Akses Eksklusif dan Pengalaman Penggemar
Kemitraan ini bertujuan untuk membawa penggemar lebih dekat dengan aksi lapangan. Sekretaris Jenderal FIFA, Mattias Grafström, menjanjikan bahwa penggemar akan dibawa “di balik layar dan lebih dekat ke aksi daripada sebelumnya.”
Sebelumnya, kemitraan TikTok dengan MLS dan Apple TV telah memungkinkan platform tersebut menyiarkan rekaman dari kamera khusus yang hanya mengikuti Lionel Messi saat bermain untuk Inter Miami.
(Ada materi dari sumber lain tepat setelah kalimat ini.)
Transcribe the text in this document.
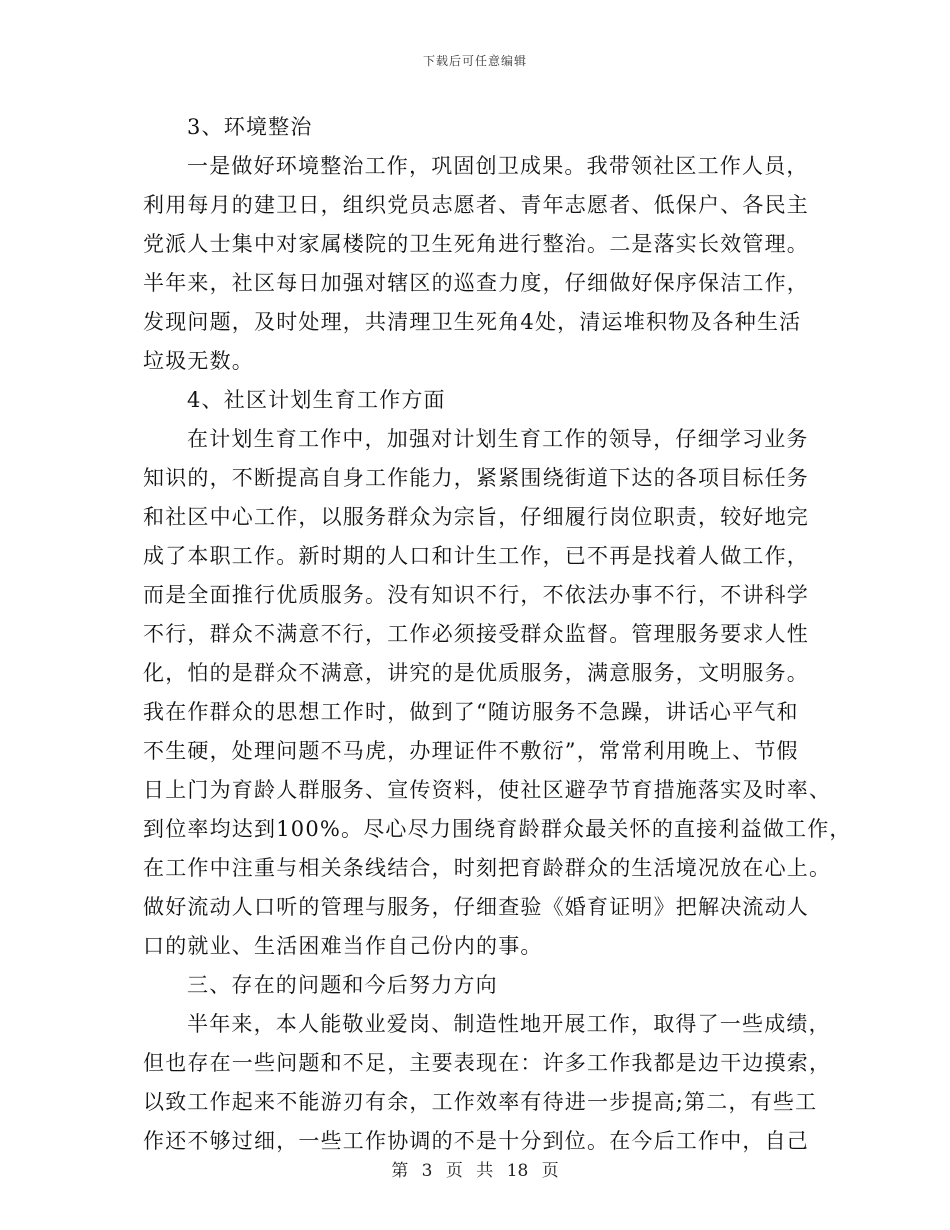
下载后可任意编辑
3、环境整治
一是做好环境整治工作，巩固创卫成果。我带领社区工作人员，
利用每月的建卫日，组织党员志愿者、青年志愿者、低保户、各民主
党派人士集中对家属楼院的卫生死角进行整治。二是落实长效管理。
半年来，社区每日加强对辖区的巡查力度，仔细做好保序保洁工作，
发现问题，及时处理，共清理卫生死角4处，清运堆积物及各种生活
垃圾无数。
4、社区计划生育工作方面
在计划生育工作中，加强对计划生育工作的领导，仔细学习业务
知识的，不断提高自身工作能力，紧紧围绕街道下达的各项目标任务
和社区中心工作，以服务群众为宗旨，仔细履行岗位职责，较好地完
成了本职工作。新时期的人口和计生工作，已不再是找着人做工作，
而是全面推行优质服务。没有知识不行，不依法办事不行，不讲科学
不行，群众不满意不行，工作必须接受群众监督。管理服务要求人性
化，怕的是群众不满意，讲究的是优质服务，满意服务，文明服务。
我在作群众的思想工作时，做到了“随访服务不急躁，讲话心平气和
不生硬，处理问题不马虎，办理证件不敷衍”，常常利用晚上、节假
日上门为育龄人群服务、宣传资料，使社区避孕节育措施落实及时率、
到位率均达到100%。尽心尽力围绕育龄群众最关怀的直接利益做工作，
在工作中注重与相关条线结合，时刻把育龄群众的生活境况放在心上。
做好流动人口听的管理与服务，仔细查验《婚育证明》把解决流动人
口的就业、生活困难当作自己份内的事。
三、存在的问题和今后努力方向
半年来，本人能敬业爱岗、制造性地开展工作，取得了一些成绩，
但也存在一些问题和不足，主要表现在：许多工作我都是边干边摸索，
以致工作起来不能游刃有余，工作效率有待进一步提高;第二，有些工
作还不够过细，一些工作协调的不是十分到位。在今后工作中，自己
第 3 页 共 18 页
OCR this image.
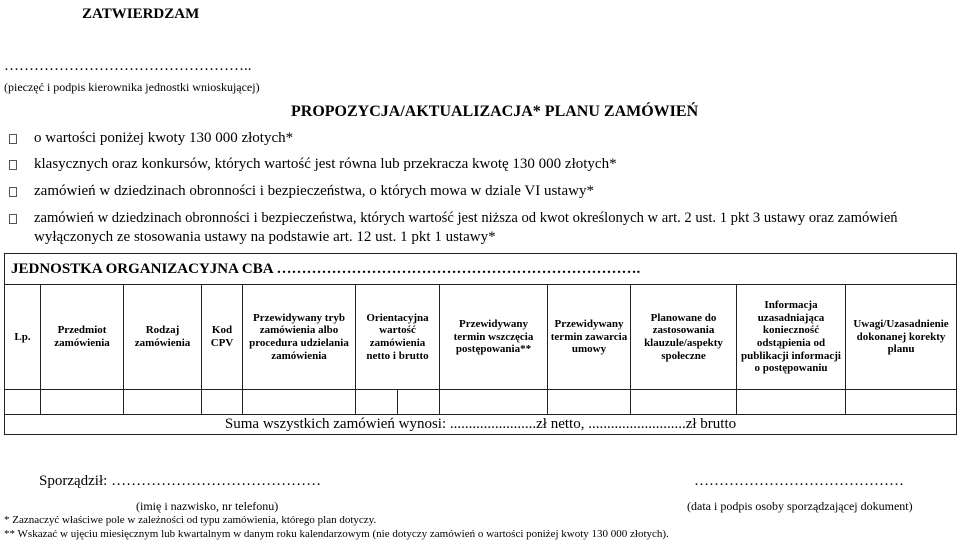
ZATWIERDZAM
…………………………………………..
(pieczęć i podpis kierownika jednostki wnioskującej)
PROPOZYCJA/AKTUALIZACJA* PLANU ZAMÓWIEŃ
o wartości poniżej kwoty 130 000 złotych*
klasycznych oraz konkursów, których wartość jest równa lub przekracza kwotę 130 000 złotych*
zamówień w dziedzinach obronności i bezpieczeństwa, o których mowa w dziale VI ustawy*
zamówień w dziedzinach obronności i bezpieczeństwa, których wartość jest niższa od kwot określonych w art. 2 ust. 1 pkt 3 ustawy oraz zamówień
wyłączonych ze stosowania ustawy na podstawie art. 12 ust. 1 pkt 1 ustawy*
JEDNOSTKA ORGANIZACYJNA CBA ……………………………………………………………….										
Lp.	Przedmiot zamówienia	Rodzaj zamówienia	Kod CPV	Przewidywany tryb zamówienia albo procedura udzielania zamówienia	Orientacyjna wartość zamówienia netto i brutto	Przewidywany termin wszczęcia postępowania**	Przewidywany termin zawarcia umowy	Planowane do zastosowania klauzule/aspekty społeczne	Informacja uzasadniająca konieczność odstąpienia od publikacji informacji o postępowaniu	Uwagi/Uzasadnienie dokonanej korekty planu

Suma wszystkich zamówień wynosi: .......................zł netto, ..........................zł brutto										
Sporządził: ……………………………………
(imię i nazwisko, nr telefonu)
……………………………………
(data i podpis osoby sporządzającej dokument)
* Zaznaczyć właściwe pole w zależności od typu zamówienia, którego plan dotyczy.
** Wskazać w ujęciu miesięcznym lub kwartalnym w danym roku kalendarzowym (nie dotyczy zamówień o wartości poniżej kwoty 130 000 złotych).
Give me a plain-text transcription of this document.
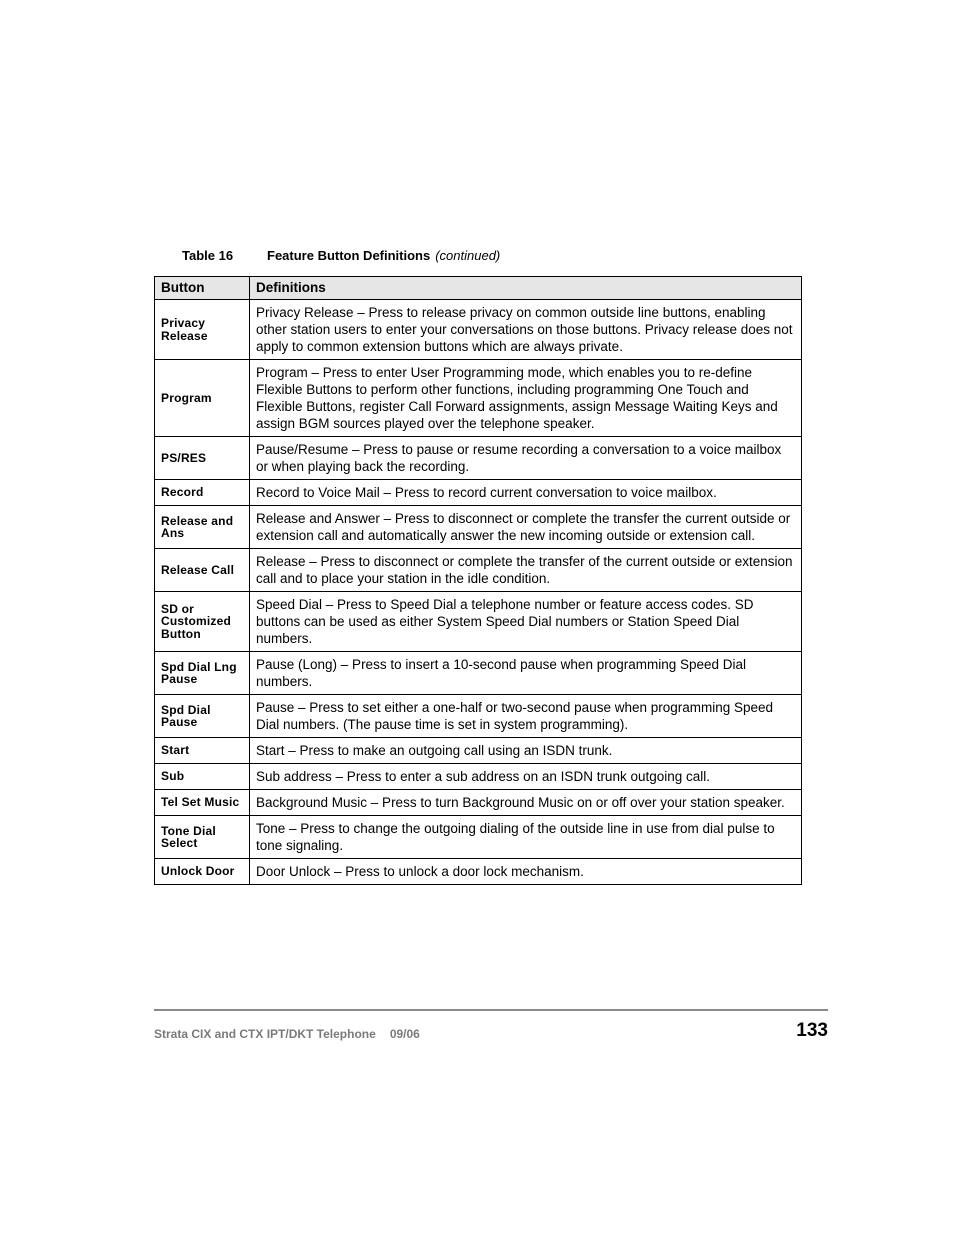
Table 16	Feature Button Definitions (continued)
Button	Definitions
Privacy Release	Privacy Release – Press to release privacy on common outside line buttons, enabling other station users to enter your conversations on those buttons. Privacy release does not apply to common extension buttons which are always private.
Program	Program – Press to enter User Programming mode, which enables you to re-define Flexible Buttons to perform other functions, including programming One Touch and Flexible Buttons, register Call Forward assignments, assign Message Waiting Keys and assign BGM sources played over the telephone speaker.
PS/RES	Pause/Resume – Press to pause or resume recording a conversation to a voice mailbox or when playing back the recording.
Record	Record to Voice Mail – Press to record current conversation to voice mailbox.
Release and Ans	Release and Answer – Press to disconnect or complete the transfer the current outside or extension call and automatically answer the new incoming outside or extension call.
Release Call	Release – Press to disconnect or complete the transfer of the current outside or extension call and to place your station in the idle condition.
SD or Customized Button	Speed Dial – Press to Speed Dial a telephone number or feature access codes. SD buttons can be used as either System Speed Dial numbers or Station Speed Dial numbers.
Spd Dial Lng Pause	Pause (Long) – Press to insert a 10-second pause when programming Speed Dial numbers.
Spd Dial Pause	Pause – Press to set either a one-half or two-second pause when programming Speed Dial numbers. (The pause time is set in system programming).
Start	Start – Press to make an outgoing call using an ISDN trunk.
Sub	Sub address – Press to enter a sub address on an ISDN trunk outgoing call.
Tel Set Music	Background Music – Press to turn Background Music on or off over your station speaker.
Tone Dial Select	Tone – Press to change the outgoing dialing of the outside line in use from dial pulse to tone signaling.
Unlock Door	Door Unlock – Press to unlock a door lock mechanism.
Strata CIX and CTX IPT/DKT Telephone 09/06	133
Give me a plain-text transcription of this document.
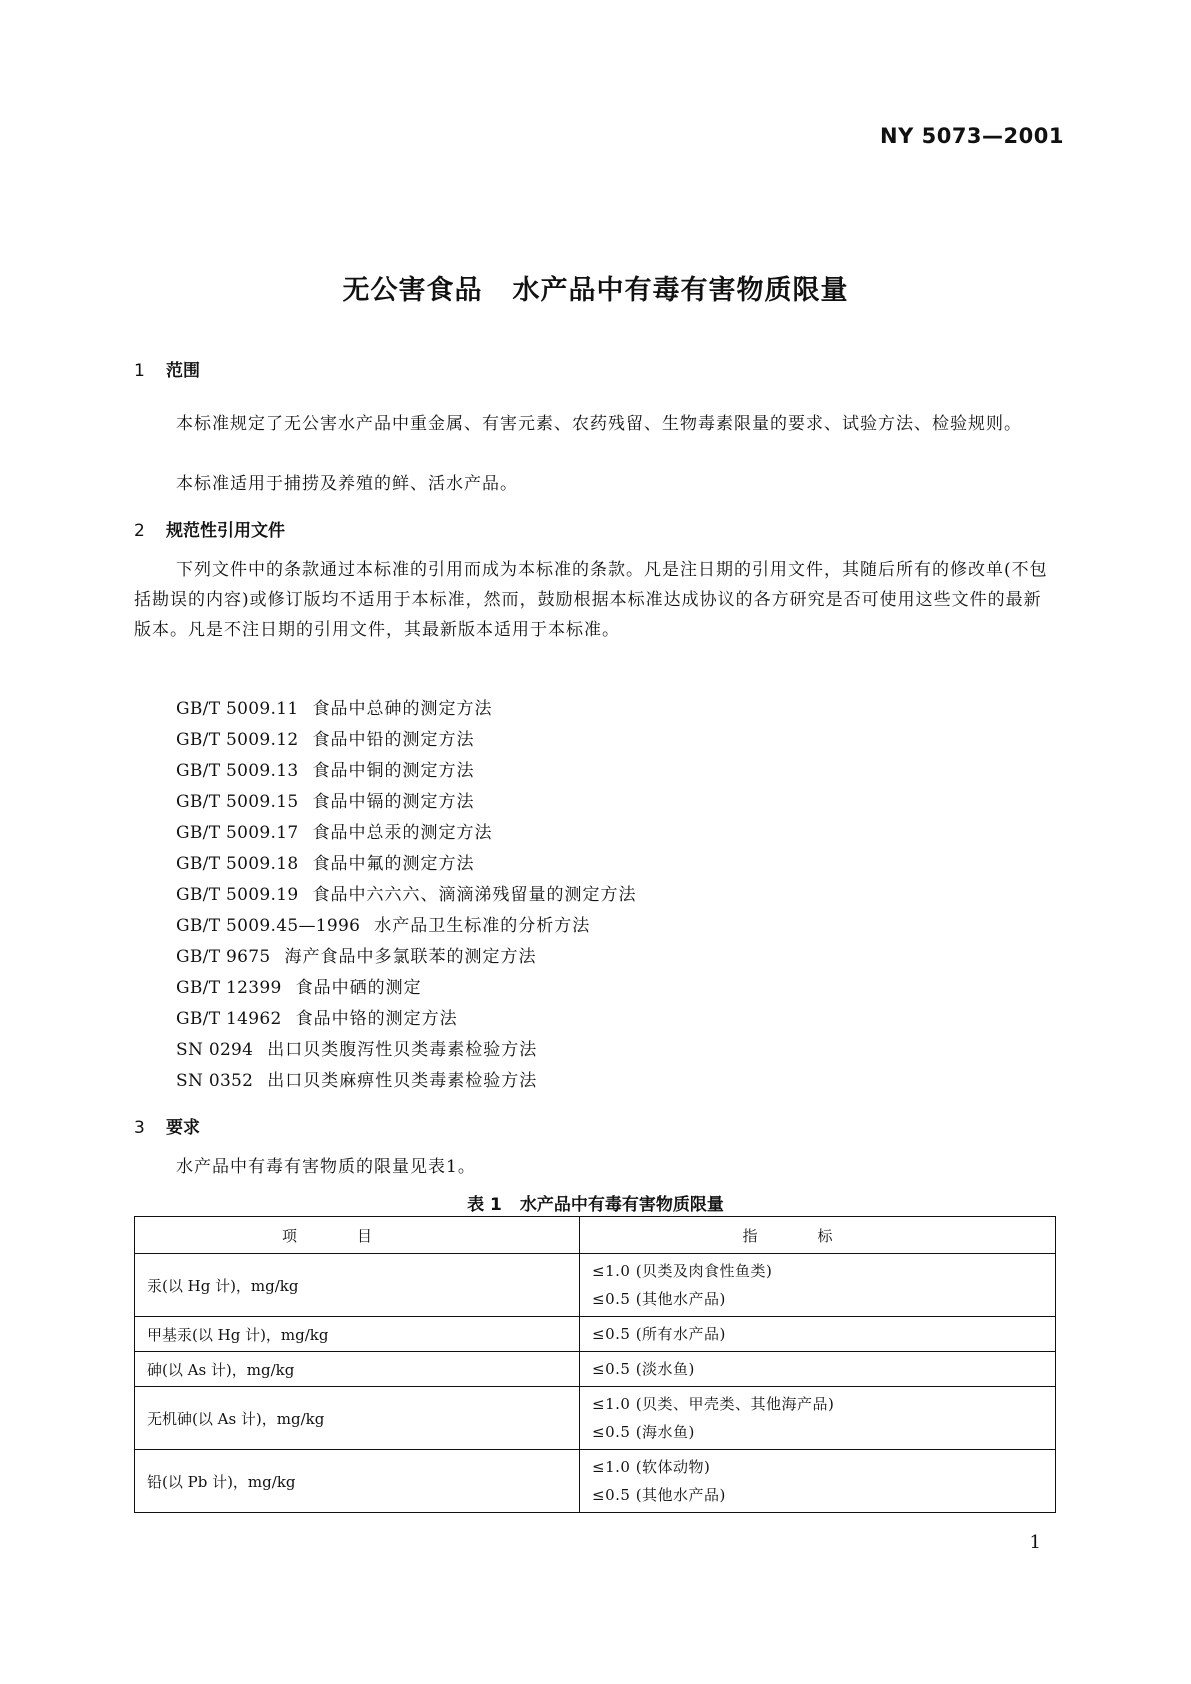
NY 5073—2001
无公害食品 水产品中有毒有害物质限量
1 范围
本标准规定了无公害水产品中重金属、有害元素、农药残留、生物毒素限量的要求、试验方法、检验规则。
本标准适用于捕捞及养殖的鲜、活水产品。
2 规范性引用文件
下列文件中的条款通过本标准的引用而成为本标准的条款。凡是注日期的引用文件，其随后所有的修改单(不包括勘误的内容)或修订版均不适用于本标准，然而，鼓励根据本标准达成协议的各方研究是否可使用这些文件的最新版本。凡是不注日期的引用文件，其最新版本适用于本标准。
GB/T 5009.11 食品中总砷的测定方法
GB/T 5009.12 食品中铅的测定方法
GB/T 5009.13 食品中铜的测定方法
GB/T 5009.15 食品中镉的测定方法
GB/T 5009.17 食品中总汞的测定方法
GB/T 5009.18 食品中氟的测定方法
GB/T 5009.19 食品中六六六、滴滴涕残留量的测定方法
GB/T 5009.45—1996 水产品卫生标准的分析方法
GB/T 9675 海产食品中多氯联苯的测定方法
GB/T 12399 食品中硒的测定
GB/T 14962 食品中铬的测定方法
SN 0294 出口贝类腹泻性贝类毒素检验方法
SN 0352 出口贝类麻痹性贝类毒素检验方法
3 要求
水产品中有毒有害物质的限量见表1。
表 1 水产品中有毒有害物质限量
项目	指标
汞(以 Hg 计)，mg/kg	≤1.0 (贝类及肉食性鱼类)
≤0.5 (其他水产品)

甲基汞(以 Hg 计)，mg/kg	≤0.5 (所有水产品)

砷(以 As 计)，mg/kg	≤0.5 (淡水鱼)

无机砷(以 As 计)，mg/kg	≤1.0 (贝类、甲壳类、其他海产品)
≤0.5 (海水鱼)

铅(以 Pb 计)，mg/kg	≤1.0 (软体动物)
≤0.5 (其他水产品)
1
Hal ini menunjukkan potensi TikTok dalam menyajikan konten olahraga yang imersif.
Hub Piala Dunia di dalam aplikasi TikTok juga akan menawarkan “insentif partisipasi” bagi penggemar, seperti stiker kustom, filter, dan fitur gamifikasi. James Stafford, Kepala Konten Global TikTok, menjelaskan bahwa “TikTok GamePlan mengubah fandom menjadi hasil bisnis yang terukur bagi mitra olahraga kami, dengan penggemar 42% lebih mungkin untuk menonton pertandingan live setelah menyaksikan konten olahraga di TikTok.”
Popularitas di Tengah Tantangan
TikTok telah menjadi aplikasi ponsel paling banyak diunduh di dunia, meskipun pada saat yang sama menghadapi ancaman untuk ditutup di Amerika Serikat karena dianggap sebagai ancaman keamanan nasional.
Pada bulan Desember tahun lalu, ByteDance, perusahaan induk TikTok yang berbasis di Tiongkok, setuju untuk membentuk perusahaan patungan di AS dengan investor Oracle, Silver Lake, dan MGX. Kesepakatan tersebut dijadwalkan akan ditutup pada akhir bulan ini. Kemitraan dengan FIFA ini diharapkan dapat memperkuat posisi TikTok di pasar global, terutama di tengah potensi peningkatan interaksi pengguna dari komunitas penggemar sepak bola yang masif.